On the call: Kellogg CEO David Mackay

Kellogg Co. reported its second-quarter results Thursday, saying a major cereal recall and soft sales dragged its net income down 15 percent.

The company recalled 28 million boxes of popular cereals last month after some consumers complained that the boxes had an unusual smell and flavor, which the company blamed on a chemical in the boxes' liners. Kellogg blamed a supplier, which it would not name, for the problem, which cut its profit by 10 cents per share for the quarter.

Kellogg CEO David Mackay discusses the larger impact on its brands during a conference call with investors on Thursday.
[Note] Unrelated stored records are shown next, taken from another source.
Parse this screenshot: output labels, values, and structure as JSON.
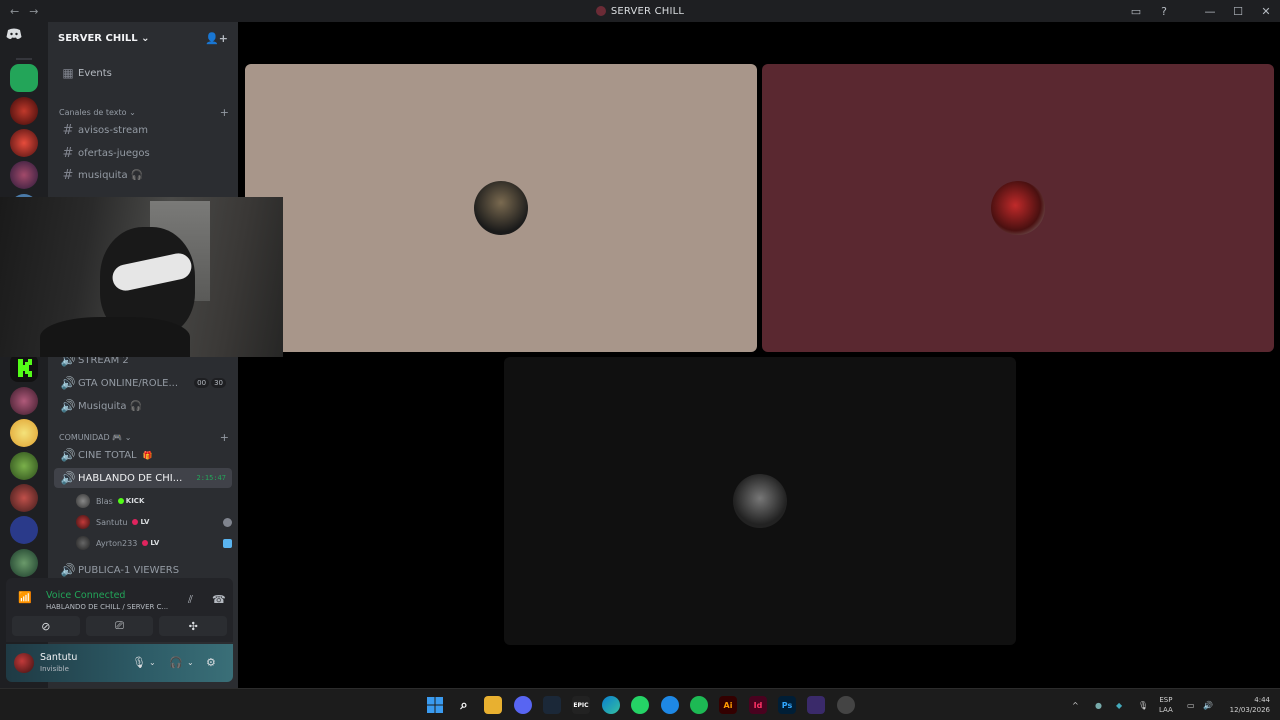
{
  "window": {
    "title": "SERVER CHILL",
    "nav_back": "←",
    "nav_forward": "→"
  },
  "server": {
    "name": "SERVER CHILL ⌄"
  },
  "channels": {
    "events": "Events",
    "text_category": "Canales de texto ⌄",
    "text_items": [
      "avisos-stream",
      "ofertas-juegos",
      "musiquita 🎧"
    ],
    "voice_items": [
      {
        "name": "STREAM 2"
      },
      {
        "name": "GTA ONLINE/ROLE...",
        "badge1": "00",
        "badge2": "30"
      },
      {
        "name": "Musiquita 🎧"
      }
    ],
    "community_category": "COMUNIDAD",
    "community_items": [
      {
        "name": "CINE TOTAL"
      },
      {
        "name": "HABLANDO DE CHI...",
        "timer": "2:15:47"
      }
    ],
    "voice_users": [
      {
        "name": "Blas",
        "tag": "KICK",
        "tag_color": "#53fc18"
      },
      {
        "name": "Santutu",
        "tag": "LV",
        "tag_color": "#e0245e"
      },
      {
        "name": "Ayrton233",
        "tag": "LV",
        "tag_color": "#e0245e"
      }
    ],
    "last_channel": "PUBLICA-1 VIEWERS"
  },
  "voice_panel": {
    "status": "Voice Connected",
    "path": "HABLANDO DE CHILL / SERVER C..."
  },
  "user_panel": {
    "username": "Santutu",
    "status": "Invisible"
  },
  "stage": {
    "tiles": [
      {
        "bg": "#a8968a"
      },
      {
        "bg": "#5a2830"
      },
      {
        "bg": "#101010"
      }
    ]
  },
  "taskbar": {
    "lang_line1": "ESP",
    "lang_line2": "LAA",
    "time": "4:44",
    "date": "12/03/2026"
  },
  "icons": {
    "discord": "discord-icon",
    "search": "search-icon",
    "settings": "gear-icon"
  },
  "colors": {
    "accent_green": "#23a559",
    "sidebar_bg": "#2b2d31",
    "rail_bg": "#1e1f22"
  }
}
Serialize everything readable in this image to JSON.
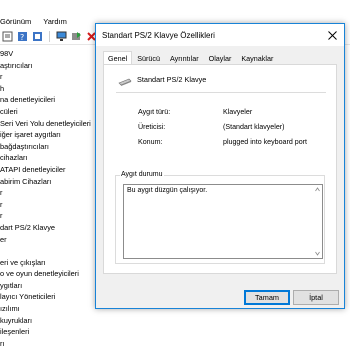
{
  "menu": {
    "items": [
      "Görünüm",
      "Yardım"
    ]
  },
  "tree": {
    "items": [
      "98V",
      "aştırıcıları",
      "r",
      "h",
      "na denetleyicileri",
      "cüleri",
      "Seri Veri Yolu denetleyicileri",
      "iğer işaret aygıtları",
      "bağdaştırıcıları",
      "cihazları",
      "ATAPI denetleyiciler",
      "abirim Cihazları",
      "r",
      "r",
      "r",
      "dart PS/2 Klavye",
      "er",
      "",
      "eri ve çıkışları",
      "o ve oyun denetleyicileri",
      "ygıtları",
      "layıcı Yöneticileri",
      "ızılımı",
      "kuyrukları",
      "ileşenleri",
      "rı"
    ]
  },
  "dialog": {
    "title": "Standart PS/2 Klavye Özellikleri",
    "tabs": [
      "Genel",
      "Sürücü",
      "Ayrıntılar",
      "Olaylar",
      "Kaynaklar"
    ],
    "device_name": "Standart PS/2 Klavye",
    "props": {
      "type_label": "Aygıt türü:",
      "type_value": "Klavyeler",
      "manufacturer_label": "Üreticisi:",
      "manufacturer_value": "(Standart klavyeler)",
      "location_label": "Konum:",
      "location_value": "plugged into keyboard port"
    },
    "status_group_title": "Aygıt durumu",
    "status_text": "Bu aygıt düzgün çalışıyor.",
    "ok_label": "Tamam",
    "cancel_label": "İptal"
  },
  "colors": {
    "accent": "#0078d7",
    "dialog_border": "#1883d7"
  }
}
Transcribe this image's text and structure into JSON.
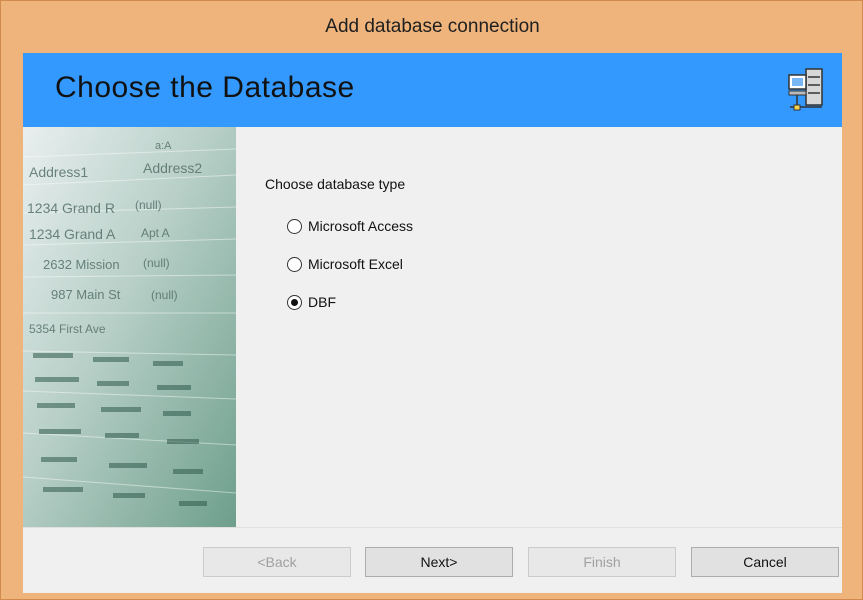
{
  "window": {
    "title": "Add database connection"
  },
  "banner": {
    "title": "Choose the Database",
    "icon": "network-database-icon"
  },
  "content": {
    "group_label": "Choose database type",
    "options": [
      {
        "label": "Microsoft Access",
        "selected": false
      },
      {
        "label": "Microsoft Excel",
        "selected": false
      },
      {
        "label": "DBF",
        "selected": true
      }
    ]
  },
  "side_image": {
    "texts": [
      "Address1",
      "Address2",
      "a:A",
      "1234 Grand R",
      "(null)",
      "1234 Grand A",
      "Apt A",
      "2632 Mission",
      "(null)",
      "987 Main St",
      "(null)",
      "5354 First Ave"
    ]
  },
  "buttons": {
    "back": "<Back",
    "next": "Next>",
    "finish": "Finish",
    "cancel": "Cancel"
  },
  "colors": {
    "window_frame": "#efb47c",
    "banner": "#3399ff",
    "client_bg": "#f0f0f0"
  }
}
QUESTION: I think (the impact of the recall) was probably a lot greater than most people were expecting. And I'm just kind of worried to the extent that the recall has a brand equity impact. I mean, sometimes these things are short term and the consumer comes right back. But are you seeing ... any lingering impact in terms of consumption on some of the core brands where the recall was greatest?

RESPONSE: For the three or four weeks for the quarter, mainly through July, we will see an impact because in some retailers we pulled all of the stock. And it's going back in. There just wasn't the availability.

So we've seen that in the first week of data through July on those affected brands. But because we acted so responsibly, I believe, and voluntarily withdrew all of the product, I don't believe there will be a long-term impact on those very strong (brand) equities.